As the thrombo-lysis method using the ultrasonic wave together, the following two methods have been proposed. The catheter ultrasonic irradiation method in which a catheter with an ultrasonic transducer on its point is inserted into blood vessel and the ultrasonic wave is irradiated onto a vicinity of the embolic site or across the embolic site, and the trans-cranial ultrasonic irradiation method in which the ultrasonic wave is irradiated toward the embolic site from the surface of the human body. The latter method includes a method that was applied by the present applicant and laid open as Japanese Laid Open Patent Publication No. 2004-024668.
It is found that the catheter ultrasonic irradiation method described above causes the following inconveniences in the case of applying it to actual therapy.
The first point is that in order to insert a catheter near the embolic site in a percutaneous transluminal manner, it is necessary to perform angiography by the X-ray contrastradiography or the digital subtraction angiography (DSA) and check an insertion status of the catheter. However, such a large-sized image display is not widely spread, there is a limit in applying these methods to patients.
The second point is that the ultrasonic transducer attached on the point of a catheter has low electroacoustic conversion efficiency and is easy to generate heat, and therefore has a high risk of promoting blood coagulation.
The third point is that, in the case where thrombus occurs in a peripheral vessel system, not in a main vessel system, the ultrasonic transducer provided on the point of the catheter cannot reach to targeted thrombus.

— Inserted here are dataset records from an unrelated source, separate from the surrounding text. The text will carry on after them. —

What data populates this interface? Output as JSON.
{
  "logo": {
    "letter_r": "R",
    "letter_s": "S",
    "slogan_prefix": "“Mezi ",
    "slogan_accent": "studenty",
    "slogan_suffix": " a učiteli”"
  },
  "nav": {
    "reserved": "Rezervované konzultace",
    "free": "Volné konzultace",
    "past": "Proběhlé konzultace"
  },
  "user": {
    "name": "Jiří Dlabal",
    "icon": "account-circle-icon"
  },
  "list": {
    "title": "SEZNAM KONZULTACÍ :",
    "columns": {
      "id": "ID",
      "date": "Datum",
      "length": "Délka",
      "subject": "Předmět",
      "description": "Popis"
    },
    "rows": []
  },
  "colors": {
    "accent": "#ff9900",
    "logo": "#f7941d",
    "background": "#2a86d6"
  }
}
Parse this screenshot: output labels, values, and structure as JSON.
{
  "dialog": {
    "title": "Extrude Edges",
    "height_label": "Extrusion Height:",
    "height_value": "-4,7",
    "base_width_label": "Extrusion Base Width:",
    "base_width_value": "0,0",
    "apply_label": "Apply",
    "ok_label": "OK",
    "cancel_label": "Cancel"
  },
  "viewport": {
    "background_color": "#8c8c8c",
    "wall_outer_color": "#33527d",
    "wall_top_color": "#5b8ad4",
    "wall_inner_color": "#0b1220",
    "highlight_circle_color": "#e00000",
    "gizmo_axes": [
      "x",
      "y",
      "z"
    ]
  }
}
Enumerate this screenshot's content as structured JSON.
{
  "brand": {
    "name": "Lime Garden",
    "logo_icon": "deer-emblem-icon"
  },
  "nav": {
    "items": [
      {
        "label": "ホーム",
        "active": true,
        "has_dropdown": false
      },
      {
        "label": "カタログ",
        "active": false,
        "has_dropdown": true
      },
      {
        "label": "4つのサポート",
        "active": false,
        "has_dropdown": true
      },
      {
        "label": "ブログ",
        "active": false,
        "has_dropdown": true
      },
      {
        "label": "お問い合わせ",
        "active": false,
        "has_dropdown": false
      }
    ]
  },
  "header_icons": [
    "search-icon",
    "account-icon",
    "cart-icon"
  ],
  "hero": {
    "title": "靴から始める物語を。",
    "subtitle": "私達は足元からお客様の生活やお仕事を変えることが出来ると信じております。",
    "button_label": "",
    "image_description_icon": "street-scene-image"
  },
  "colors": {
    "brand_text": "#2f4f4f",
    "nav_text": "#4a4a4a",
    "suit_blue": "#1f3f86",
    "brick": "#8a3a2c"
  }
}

The fourth point is that, when targeted thrombus could be dissolved, if its fragment will flow into a peripheral vessel system and another thrombus will be generated in the peripheral vessel system, there will be no countermeasure.
The fifth point is that, since diagnostic and monitoring ultrasonic beams that have no therapeutic effects at all are simultaneously irradiated onto an ischemic area (infarction area) of a peripheral vessel system distal to the embolic site, side effects thereby are predictable.
On the other hand, the latter, the transcranial ultrasonic irradiation method does not produce the above-mentioned first to third points of inconveniences that are considered disadvantages of the catheter ultrasonic irradiation method described above, and so these disadvantages are solved.
However, it has become clear that the transcranial ultrasonic irradiation method produces following sixth and seventh points of inconveniences as will be described below.
The sixth point is that, although a low-frequency ultrasonic wave easily passes through the cranium, an ultrasonic beam irradiated into the cranium from the outside through one side thereof is reflected on the internal surface of the cranial bone on the other side, and the irradiated beam and the reflected beam interfere with each other to produce an acoustic resonant state inside the cranium, causing a temperature rise of the brain tissue.
The seventh point is that an ultrasonic beam irradiated into the inside of the cranium and a beam reflected on the internal surface of the cranial bone on the other side interfere with each other to produce a standing wave, and accordingly there is the possibility of generating an area where acoustic intensity increases abnormally at a spot inside the cranium, namely the so-called hot spot, which gives rise to risks of destruction of brain cells, occurrence of intracerebral hemorrhage, destruction of nerve tissue, etc.
Especially, the above-mentioned seventh point is a fatal side effect, that is, it is considered that occurrence of intracerebral hemorrhage results from a standing wave of the ultrasonic wave irradiated into the cranium.